А.Д.: - Когда была налажена связь с Большой землей, была радиостанция?

- Да. С Большой земли самолетом привозили уже сюда. Самолет У-2 у нас садился, потом он в Севастополь летал, потом опять к нам прилетал, у нас ночевал, на второй день вечером улетал. А несколько раз приходилось их сжигать. Скажем, ночью прилетел самолет, а утром немцы пошли в наступление. Выдержать мы не могли, значит, самолет сжигаем. Самолетов штук 5 в лесу мы сами пожгли. А одно время эти самолеты в Зуйский лес летали, раненых туда отвозили, а оттуда привозили здоровых. Таким образом, организовывалась и связь. Связистов с радиостанциями привозили сюда на территорию госзаповедника. И всё! Там бои были сильнее, но и снабжали их лучше. Летчики делали посадки. Один раз самолет привез груз, его разгрузили, загрузили ранеными, больными. Он пошел на взлет - и один мотор у него сдал. Его потянуло в сторону, он врезался в скалу, - но никто не погиб. Все оттуда выскочили, а самолет сгорел. Потом пришел другой самолет. Тогда в Адлер вывозили, а из Адлера уже в госпиталь в Сочи.
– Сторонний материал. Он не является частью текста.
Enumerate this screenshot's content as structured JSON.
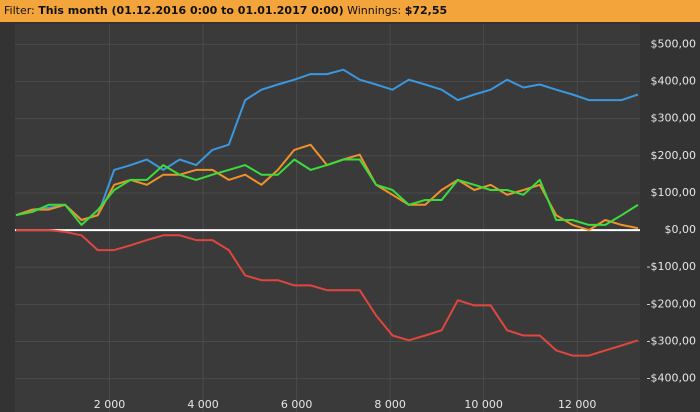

Но потом, осенью 1942 года стало холодно, кушать нечего, погода плохая, самолеты летать не могут, - и начался голод. Мы стали добывать питание своим путем. Однажды большая группа, человек 20, пошла под Севастополь. Зашли в деревню, на конюшню, забрали лошадей, сели на них и уехали в лес. Потом этих лошадей всех поели. Так и зимовали. А в 1943 году была сначала паршивая погода, а потом установилась хорошая погода. Тогда всех, кто зимовал, отправили на Большую землю, на лечение. Они побыли на лечении и опять вернулись.

 

 

А.Д.: - Чем вывозили?

- Самолетами с Зуйских лесов. Там самолеты долго садились. У нас, в заповеднике, садились самолеты У-2. Такой самолёт брал одного или двух человек, их перевозили в Зуйский лес, и там они уже садились на "Дуглас". В "Дуглас" 30 человек садились - и на Большую Землю. Краснодарский край был уже освобожден, и вот туда, в станицу Крымскую, по-моему, их вывозили. Там их клали в госпиталь, и в Адлер или в Сочи, - а потом опять сюда. Подлечат немного - и опять в лес. Я тоже в таком отпуске был: я был легко ранен: меня ранили в бою в руку. У меня долго не разгибалась рука, а потом стала потихоньку, потихоньку разрабатываться.

А.Д.: - Когда в Адлер прилетали, как себя чувствовали?

- Когда в Адлер прилетали, так вообще думаешь: тишина везде, спокойно, ничего бояться не надо. Заходишь в помещение, встанешь возле двери, стоишь и думаешь: садиться или нет? Потому что год уже в помещении не были. Зайдешь в помещение и стоишь, как какой-то дикарь. А потом привыкаешь.

А.Д.: - У вас там был медицинский осмотр или просто откармливали?

- Как обычно, медицинский осмотр всегда был. Каждый день с утра медицинский осмотр. "Кто на что жалуется?" Откармливали - обычный паек, в столовой кормили, и всё.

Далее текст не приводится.